We simply don’t hear about most of them. It seems only a large body count is newsworthy. Maybe we’ve become numb to “average” shootings. Many occur in communities most folks ignore anyway. Sadly, if this weekend’s events are like previous mass shootings, the media will play with the story for a few days until another ratings booster comes along…

Words can kill just like bullets

The FBI is unsure as to the motive of the Dayton shooter, but are treating the El Paso event as an act of domestic terrorism based on white supremacy. The shooter’s motives were clear so he several hundred miles to carry out a planned attack on immigrants because of the “Hispanic invasion of Texas”.
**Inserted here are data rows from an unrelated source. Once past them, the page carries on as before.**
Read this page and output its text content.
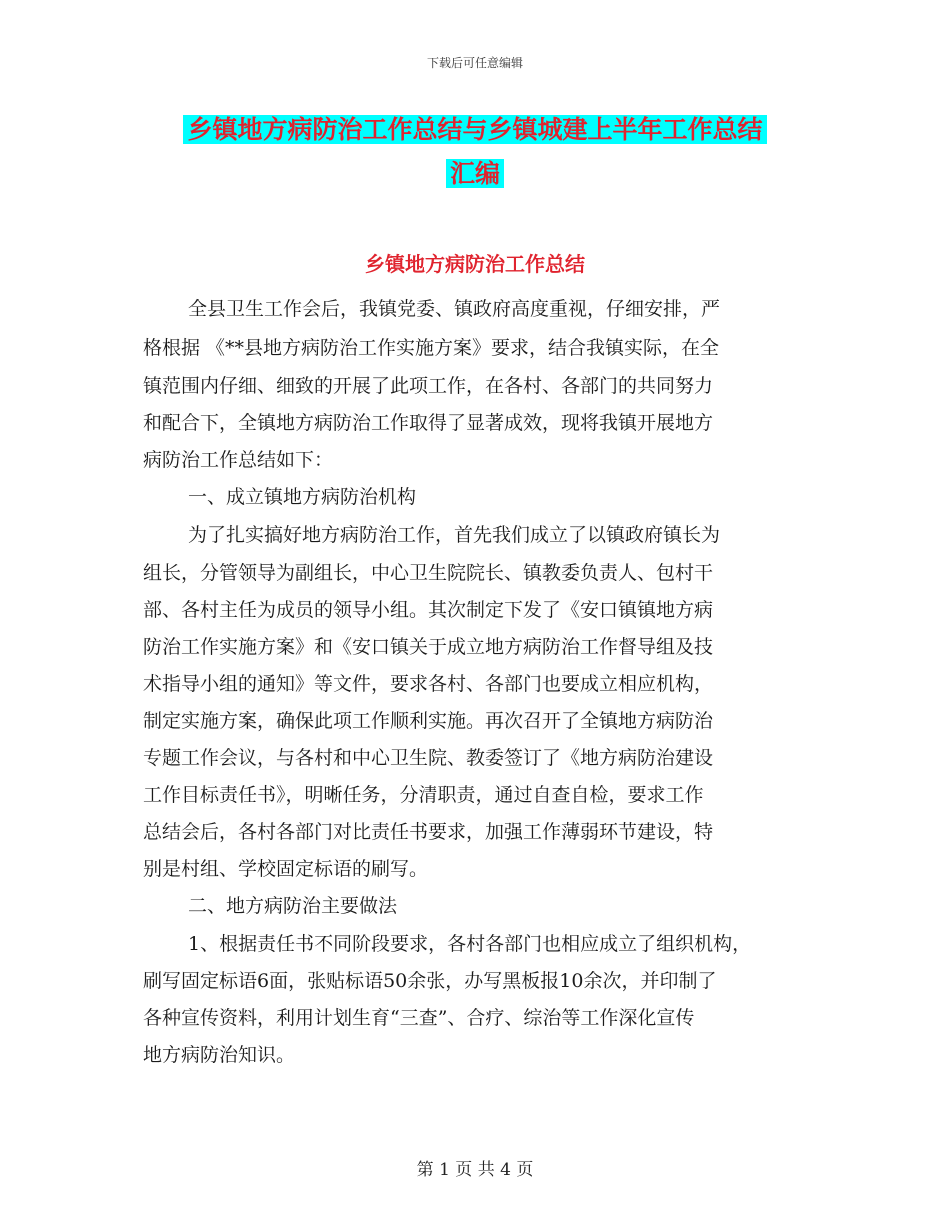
下载后可任意编辑
乡镇地方病防治工作总结与乡镇城建上半年工作总结
汇编
乡镇地方病防治工作总结
全县卫生工作会后，我镇党委、镇政府高度重视，仔细安排，严
格根据 《**县地方病防治工作实施方案》要求，结合我镇实际，在全
镇范围内仔细、细致的开展了此项工作，在各村、各部门的共同努力
和配合下，全镇地方病防治工作取得了显著成效，现将我镇开展地方
病防治工作总结如下：
一、成立镇地方病防治机构
为了扎实搞好地方病防治工作，首先我们成立了以镇政府镇长为
组长，分管领导为副组长，中心卫生院院长、镇教委负责人、包村干
部、各村主任为成员的领导小组。其次制定下发了《安口镇镇地方病
防治工作实施方案》和《安口镇关于成立地方病防治工作督导组及技
术指导小组的通知》等文件，要求各村、各部门也要成立相应机构，
制定实施方案，确保此项工作顺利实施。再次召开了全镇地方病防治
专题工作会议，与各村和中心卫生院、教委签订了《地方病防治建设
工作目标责任书》，明晰任务，分清职责，通过自查自检，要求工作
总结会后，各村各部门对比责任书要求，加强工作薄弱环节建设，特
别是村组、学校固定标语的刷写。
二、地方病防治主要做法
1、根据责任书不同阶段要求，各村各部门也相应成立了组织机构，
刷写固定标语6面，张贴标语50余张，办写黑板报10余次，并印制了
各种宣传资料，利用计划生育“三查”、合疗、综治等工作深化宣传
地方病防治知识。
第 1 页 共 4 页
The “Hispanic invasion”. “Those people”. “Go back where you came from”. All words and phrases coming from the highest office in the land. All words that spark hate, division, and most of all, fear. When asked what we can do about the problem with those people, someone shouted, “shoot them” and everyone present laughed. Except for one 21-year-old from North Texas. He took those words literally…

I don’t know what to do about gun control, red flag laws, or mental health issues and gun violence. I don’t know if the present occupant of the White House will change his words, but maybe we should hold him accountable for those words. Words kill. They accounted for at least 22 of the deaths this weekend. Hateful words, attitudes, and divisiveness pulled the trigger as much as the gunman did. Donald Trump is as complicit in the El Paso shooting as the gunman.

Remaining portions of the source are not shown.